O Governo Federal renovou por mais dois meses as medidas de contenção da alta dos preços dos combustíveis provocada pelas oscilações do mercado internacional de petróleo em meio ao conflito no Oriente Médio. As ações foram formalizadas por meio de Medida Provisória, decretos e portarias publicadas nos dias 29 e 30 de maio.
As iniciativas garantem a continuidade de mecanismos de subsídios e desoneração tributária para combustíveis estratégicos, com validade até 31 de julho. O objetivo é reduzir os impactos das variações internacionais sobre consumidores e setores produtivos do país.
As medidas representam uma continuidade das ações emergenciais adotadas pelo governo para enfrentar a volatilidade dos preços do petróleo. A primeira etapa do programa tinha vigência prevista até o fim de maio e agora foi prorrogada, com possibilidade de nova avaliação ao término do período.
Segundo o governo, as mudanças também aprimoram os mecanismos de pagamento e fiscalização dos benefícios concedidos às empresas do setor.
O ministro de Minas e Energia, Alexandre Silveira, afirmou que as medidas buscam impedir que os reflexos do conflito internacional afetem diretamente os consumidores brasileiros. Já os ministérios do Planejamento e da Fazenda destacaram que a estratégia prevê monitoramento constante do cenário global e reavaliação periódica das ações adotadas.
Subvenção ao diesel
A partir de 1º de junho, produtores e importadores passarão a receber uma subvenção de R$ 1,12 por litro de óleo diesel. O novo modelo substitui programas anteriores e unifica a metodologia de compensação financeira aplicada ao combustível.
De acordo com o governo, a medida pretende garantir maior eficiência na estabilização dos preços do diesel utilizado no transporte rodoviário.
Além disso, uma nova regulamentação estabelece pagamento complementar para compensar custos tributários relacionados à comercialização do combustível. O mecanismo substitui, na prática, a isenção de tributos federais que vigorava até o final de maio.

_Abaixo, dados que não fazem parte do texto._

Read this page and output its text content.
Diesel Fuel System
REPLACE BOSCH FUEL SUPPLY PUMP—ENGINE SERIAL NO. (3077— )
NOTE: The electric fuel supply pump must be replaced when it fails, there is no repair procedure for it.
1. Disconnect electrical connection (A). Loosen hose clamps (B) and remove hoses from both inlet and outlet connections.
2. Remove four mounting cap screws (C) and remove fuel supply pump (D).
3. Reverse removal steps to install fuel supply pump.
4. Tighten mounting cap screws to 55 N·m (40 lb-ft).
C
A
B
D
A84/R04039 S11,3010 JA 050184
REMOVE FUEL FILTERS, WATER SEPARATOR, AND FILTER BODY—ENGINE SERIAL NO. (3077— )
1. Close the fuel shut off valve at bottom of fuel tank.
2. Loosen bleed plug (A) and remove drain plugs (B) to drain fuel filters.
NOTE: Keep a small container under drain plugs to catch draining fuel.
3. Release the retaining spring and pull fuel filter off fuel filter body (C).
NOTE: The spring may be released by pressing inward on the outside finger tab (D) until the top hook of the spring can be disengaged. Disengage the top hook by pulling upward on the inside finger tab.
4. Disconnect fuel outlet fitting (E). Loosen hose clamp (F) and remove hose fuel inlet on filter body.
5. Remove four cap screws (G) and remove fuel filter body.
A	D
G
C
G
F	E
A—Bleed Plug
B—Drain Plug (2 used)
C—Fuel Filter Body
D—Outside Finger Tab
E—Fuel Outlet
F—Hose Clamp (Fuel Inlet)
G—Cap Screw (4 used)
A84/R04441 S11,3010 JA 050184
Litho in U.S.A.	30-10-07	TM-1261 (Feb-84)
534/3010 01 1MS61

As empresas beneficiadas permanecem obrigadas a repassar integralmente os ganhos financeiros ao preço final praticado ao consumidor.
Gás de cozinha
A subvenção destinada aos produtores e importadores de GLP (gás liquefeito de petróleo) também foi prorrogada até 31 de julho.
Os recursos federais destinados ao programa foram ampliados de R$ 330 milhões para R$ 660 milhões. Segundo o governo, o valor possibilita um benefício equivalente a aproximadamente R$ 11 por botijão de 13 quilos comercializado durante o período.
A medida tem como objetivo preservar o poder de compra das famílias e contribuir para a estabilidade dos preços do gás de cozinha.
Biodiesel e querosene de aviação
Outra medida anunciada é a prorrogação da isenção de PIS/Cofins sobre o biodiesel utilizado na mistura obrigatória ao diesel rodoviário e sobre o querosene de aviação.
A desoneração permanecerá em vigor até 31 de julho e busca reduzir custos operacionais nos setores de transporte terrestre e aéreo.
Com a renovação das medidas, o governo pretende manter mecanismos temporários de proteção ao mercado interno diante das incertezas no cenário internacional e das oscilações nos preços do petróleo.